Kedua, Perspektif Logika-Moral. Manusia memiliki akal, logika, hati dan moral. Sehingga dengan logikanya manusia bisa membedakan mana yang benar dan salah. Apalagi misi utama manusia diutus ke muka bumi ini adalah menjadi seorang pemimpin. Sehingga pertanyaan yang muncul adalah, secara moral pantaskah seorang laki-laki menikah dengan laki-laki? demikian juga sebaliknya.
Ketiga, Perspektif Agama. Peristiwa sodom dan Gomorroh yang dilakukan kaum Nabi Luth, kemudian dimusnahkan oleh Tuhan. Adalah bentuk jawaban dari pertanyaan, mengapa Tuhan menghukum, apakah ini kodrati? Mungkinkah Tuhan menghukum yang sah dan telah ditetapkan-Nya?
Inilah beberapa pandangan tentang LGBT yang sampai sekarang masih debatable, walau pada pendekatan agama sudah sangat jelas.
Yang menarik adalah pernyataan Lukman Hakim Syaifuddin bahwa homoseksualitas adalah sebuah pilihan; “Orang yang menjalani perilaku seperti itu pilihannya dua saja, apakah itu pilihan yang bersangkutan, atau itu takdir dari Tuhan. Saya pribadi berpandangan itu pilihan, karena Tuhan tidak mentakdirkan, sejauh yang saya yakini”.

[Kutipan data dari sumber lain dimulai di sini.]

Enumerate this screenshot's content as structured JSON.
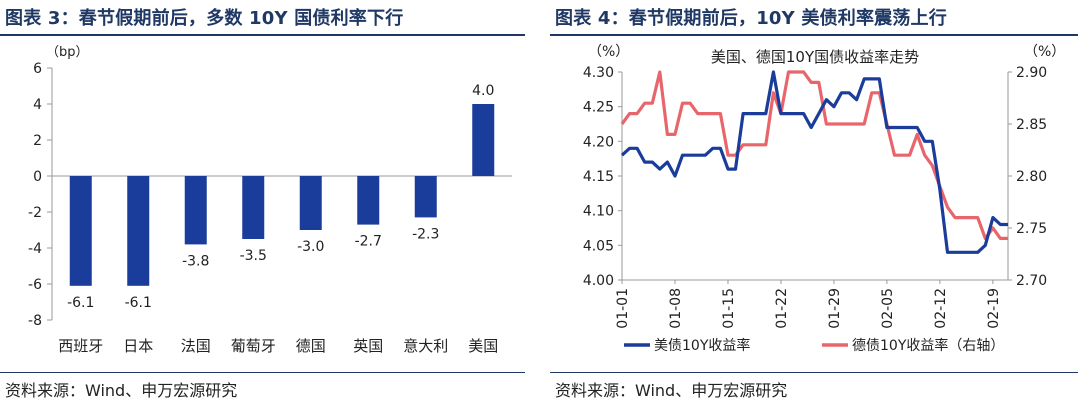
{
  "left": {
    "title": "图表 3：春节假期前后，多数 10Y 国债利率下行",
    "source": "资料来源：Wind、申万宏源研究"
  },
  "right": {
    "title": "图表 4：春节假期前后，10Y 美债利率震荡上行",
    "source": "资料来源：Wind、申万宏源研究"
  },
  "colors": {
    "bar": "#1a3c9a",
    "us": "#1a3c9a",
    "de": "#e8666b",
    "title": "#1f3864"
  },
  "chart_data": [
    {
      "type": "bar",
      "title": "",
      "ylabel": "（bp）",
      "ylim": [
        -8,
        6
      ],
      "yticks": [
        "6",
        "4",
        "2",
        "0",
        "-2",
        "-4",
        "-6",
        "-8"
      ],
      "categories": [
        "西班牙",
        "日本",
        "法国",
        "葡萄牙",
        "德国",
        "英国",
        "意大利",
        "美国"
      ],
      "values": [
        -6.1,
        -6.1,
        -3.8,
        -3.5,
        -3.0,
        -2.7,
        -2.3,
        4.0
      ],
      "data_labels": [
        "-6.1",
        "-6.1",
        "-3.8",
        "-3.5",
        "-3.0",
        "-2.7",
        "-2.3",
        "4.0"
      ],
      "grid": false
    },
    {
      "type": "line",
      "title": "美国、德国10Y国债收益率走势",
      "ylabel_left": "（%）",
      "ylabel_right": "（%）",
      "ylim_left": [
        4.0,
        4.3
      ],
      "ylim_right": [
        2.7,
        2.9
      ],
      "yticks_left": [
        "4.30",
        "4.25",
        "4.20",
        "4.15",
        "4.10",
        "4.05",
        "4.00"
      ],
      "yticks_right": [
        "2.90",
        "2.85",
        "2.80",
        "2.75",
        "2.70"
      ],
      "xticks": [
        "01-01",
        "01-08",
        "01-15",
        "01-22",
        "01-29",
        "02-05",
        "02-12",
        "02-19"
      ],
      "legend_position": "bottom",
      "grid": false,
      "series": [
        {
          "name": "美债10Y收益率",
          "axis": "left",
          "x": [
            "01-01",
            "01-02",
            "01-03",
            "01-04",
            "01-05",
            "01-06",
            "01-07",
            "01-08",
            "01-09",
            "01-10",
            "01-11",
            "01-12",
            "01-13",
            "01-14",
            "01-15",
            "01-16",
            "01-17",
            "01-18",
            "01-19",
            "01-20",
            "01-21",
            "01-22",
            "01-23",
            "01-24",
            "01-25",
            "01-26",
            "01-27",
            "01-28",
            "01-29",
            "01-30",
            "01-31",
            "02-01",
            "02-02",
            "02-03",
            "02-04",
            "02-05",
            "02-06",
            "02-07",
            "02-08",
            "02-09",
            "02-10",
            "02-11",
            "02-12",
            "02-13",
            "02-14",
            "02-15",
            "02-16",
            "02-17",
            "02-18",
            "02-19",
            "02-20",
            "02-21"
          ],
          "values": [
            4.18,
            4.19,
            4.19,
            4.17,
            4.17,
            4.16,
            4.17,
            4.15,
            4.18,
            4.18,
            4.18,
            4.18,
            4.19,
            4.19,
            4.16,
            4.16,
            4.24,
            4.24,
            4.24,
            4.24,
            4.3,
            4.24,
            4.24,
            4.24,
            4.24,
            4.22,
            4.24,
            4.26,
            4.25,
            4.27,
            4.27,
            4.26,
            4.29,
            4.29,
            4.29,
            4.22,
            4.22,
            4.22,
            4.22,
            4.22,
            4.2,
            4.2,
            4.13,
            4.04,
            4.04,
            4.04,
            4.04,
            4.04,
            4.05,
            4.09,
            4.08,
            4.08
          ]
        },
        {
          "name": "德债10Y收益率（右轴）",
          "axis": "right",
          "x": [
            "01-01",
            "01-02",
            "01-03",
            "01-04",
            "01-05",
            "01-06",
            "01-07",
            "01-08",
            "01-09",
            "01-10",
            "01-11",
            "01-12",
            "01-13",
            "01-14",
            "01-15",
            "01-16",
            "01-17",
            "01-18",
            "01-19",
            "01-20",
            "01-21",
            "01-22",
            "01-23",
            "01-24",
            "01-25",
            "01-26",
            "01-27",
            "01-28",
            "01-29",
            "01-30",
            "01-31",
            "02-01",
            "02-02",
            "02-03",
            "02-04",
            "02-05",
            "02-06",
            "02-07",
            "02-08",
            "02-09",
            "02-10",
            "02-11",
            "02-12",
            "02-13",
            "02-14",
            "02-15",
            "02-16",
            "02-17",
            "02-18",
            "02-19",
            "02-20",
            "02-21"
          ],
          "values": [
            2.85,
            2.86,
            2.86,
            2.87,
            2.87,
            2.9,
            2.84,
            2.84,
            2.87,
            2.87,
            2.86,
            2.86,
            2.86,
            2.86,
            2.82,
            2.82,
            2.83,
            2.83,
            2.83,
            2.83,
            2.88,
            2.86,
            2.9,
            2.9,
            2.9,
            2.89,
            2.89,
            2.85,
            2.85,
            2.85,
            2.85,
            2.85,
            2.85,
            2.88,
            2.88,
            2.85,
            2.82,
            2.82,
            2.82,
            2.84,
            2.82,
            2.81,
            2.79,
            2.77,
            2.76,
            2.76,
            2.76,
            2.76,
            2.74,
            2.75,
            2.74,
            2.74
          ]
        }
      ]
    }
  ]
}
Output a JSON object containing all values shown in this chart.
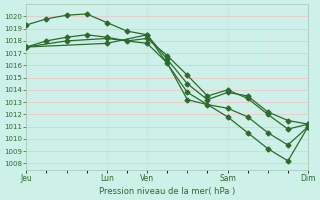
{
  "title": "Pression niveau de la mer( hPa )",
  "background_color": "#cdf0e8",
  "grid_major_color": "#f0c8c8",
  "grid_minor_color": "#d8ede8",
  "line_color": "#2d6b2d",
  "ylim": [
    1007.5,
    1021.0
  ],
  "xlim": [
    0,
    7
  ],
  "yticks": [
    1008,
    1009,
    1010,
    1011,
    1012,
    1013,
    1014,
    1015,
    1016,
    1017,
    1018,
    1019,
    1020
  ],
  "xtick_labels": [
    "Jeu",
    "",
    "Lun",
    "Ven",
    "",
    "Sam",
    "",
    "Dim"
  ],
  "xtick_positions": [
    0,
    1,
    2,
    3,
    4,
    5,
    6,
    7
  ],
  "vline_positions": [
    0,
    2,
    3,
    5,
    7
  ],
  "line1_x": [
    0,
    0.5,
    1.0,
    1.5,
    2.0,
    2.5,
    3.0,
    3.5,
    4.0,
    4.5,
    5.0,
    5.5,
    6.0,
    6.5,
    7.0
  ],
  "line1_y": [
    1019.3,
    1019.8,
    1020.1,
    1020.2,
    1019.5,
    1018.8,
    1018.5,
    1016.5,
    1014.5,
    1013.2,
    1013.8,
    1013.5,
    1012.2,
    1011.5,
    1011.2
  ],
  "line2_x": [
    0,
    0.5,
    1.0,
    1.5,
    2.0,
    2.5,
    3.0,
    3.5,
    4.0,
    4.5,
    5.0,
    5.5,
    6.0,
    6.5,
    7.0
  ],
  "line2_y": [
    1017.5,
    1018.0,
    1018.3,
    1018.5,
    1018.3,
    1018.0,
    1018.2,
    1016.8,
    1015.2,
    1013.5,
    1014.0,
    1013.3,
    1012.0,
    1010.8,
    1011.2
  ],
  "line3_x": [
    0,
    1.0,
    2.0,
    3.0,
    3.5,
    4.0,
    4.5,
    5.0,
    5.5,
    6.0,
    6.5,
    7.0
  ],
  "line3_y": [
    1017.5,
    1018.0,
    1018.2,
    1017.8,
    1016.2,
    1013.2,
    1012.8,
    1012.5,
    1011.8,
    1010.5,
    1009.5,
    1011.0
  ],
  "line4_x": [
    0,
    2.0,
    3.0,
    4.0,
    5.0,
    5.5,
    6.0,
    6.5,
    7.0
  ],
  "line4_y": [
    1017.5,
    1017.8,
    1018.5,
    1013.8,
    1011.8,
    1010.5,
    1009.2,
    1008.2,
    1011.0
  ]
}
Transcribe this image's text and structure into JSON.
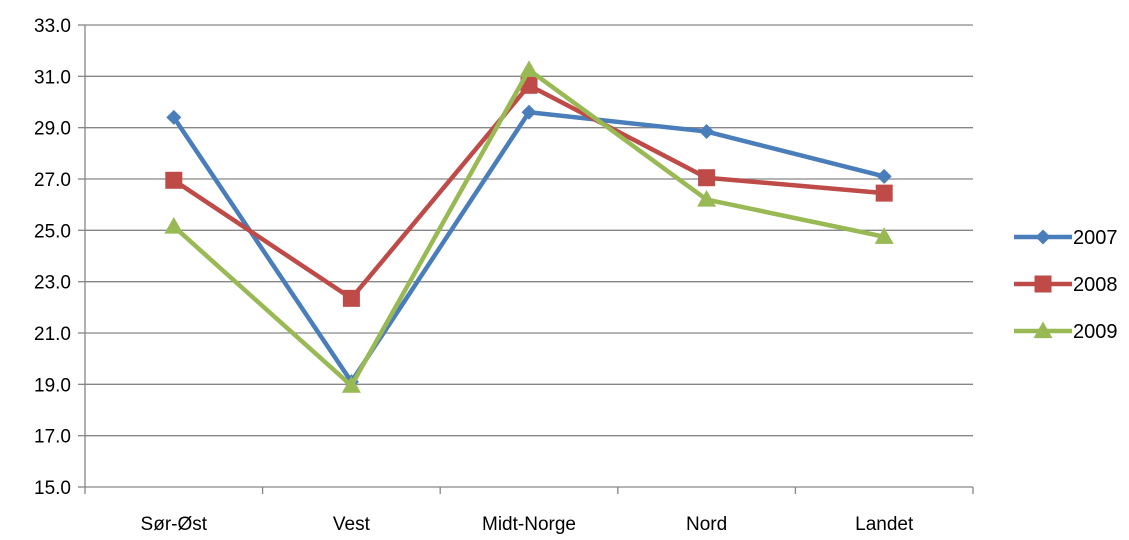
{
  "chart_data": {
    "type": "line",
    "categories": [
      "Sør-Øst",
      "Vest",
      "Midt-Norge",
      "Nord",
      "Landet"
    ],
    "series": [
      {
        "name": "2007",
        "color": "#4a7ebb",
        "marker": "diamond",
        "values": [
          29.4,
          19.1,
          29.6,
          28.85,
          27.1
        ]
      },
      {
        "name": "2008",
        "color": "#be4b48",
        "marker": "square",
        "values": [
          26.95,
          22.35,
          30.65,
          27.05,
          26.45
        ]
      },
      {
        "name": "2009",
        "color": "#98b954",
        "marker": "triangle",
        "values": [
          25.15,
          18.95,
          31.25,
          26.2,
          24.75
        ]
      }
    ],
    "ylim": [
      15.0,
      33.0
    ],
    "yticks": [
      "15.0",
      "17.0",
      "19.0",
      "21.0",
      "23.0",
      "25.0",
      "27.0",
      "29.0",
      "31.0",
      "33.0"
    ],
    "grid": true,
    "legend_position": "right"
  }
}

Sebuah realitas yang tidak bisa dipungkiri adalah komunitas ini menjadi salah satu penyumbang semakin mengguritanya penyakit HIV/AIDS. Penuturan dokter Iim Bahtiar untuk di Indramayu saja menurutnya kasus homo dan lesbi banyak sekali dalam menyumbang kasus HIV/AIDS.
Baginya, ada kasus yang menarik misalnya ada seorang siswa salah satu sekolah menengah karena dia takut akhirnya datang ke RS Bhayangkara Indramayu untuk diperiksa, ternyata hasilnya positif. Dengan diantar ibunya ke RSBI ibunya menangis bak disambar petir mendengar penuturan dokter dengan hasil pemeriksaannya. Berdasarkan hasil penelusuran team, ternyata siswa tersebut ‘main’ dengan sesama teman laki-lakinya di kamar rumah. Ibunya mengira anaknya sedang bermain biasa layaknya anak sekolah. Ternyata di kamar sedang bermain LSL (Laki-laki suka sesama laki-laki) dan ternyata banyak juga temannya yang melakukan hal tersebut.
Supir bus Kuningan-Jakarta dengan kondekturnya, oknum guru dengan murid-muridnya—apalagi melihat regulasi juga tidak terlalu tegas mengaturnya—menjadi semakin subur perilaku abnormal ini.
Sekarang ini ada kekhawatiran yang mulai bergeser tidak hanya pergaulan anak perempuan bergaul dengan siapa. Tetapi juga anak laki-laki pun sekarang harus diawasi dengan siapa ia bergaul. Sebuah fenomena yang mengerikan sekaligus menyedihkan.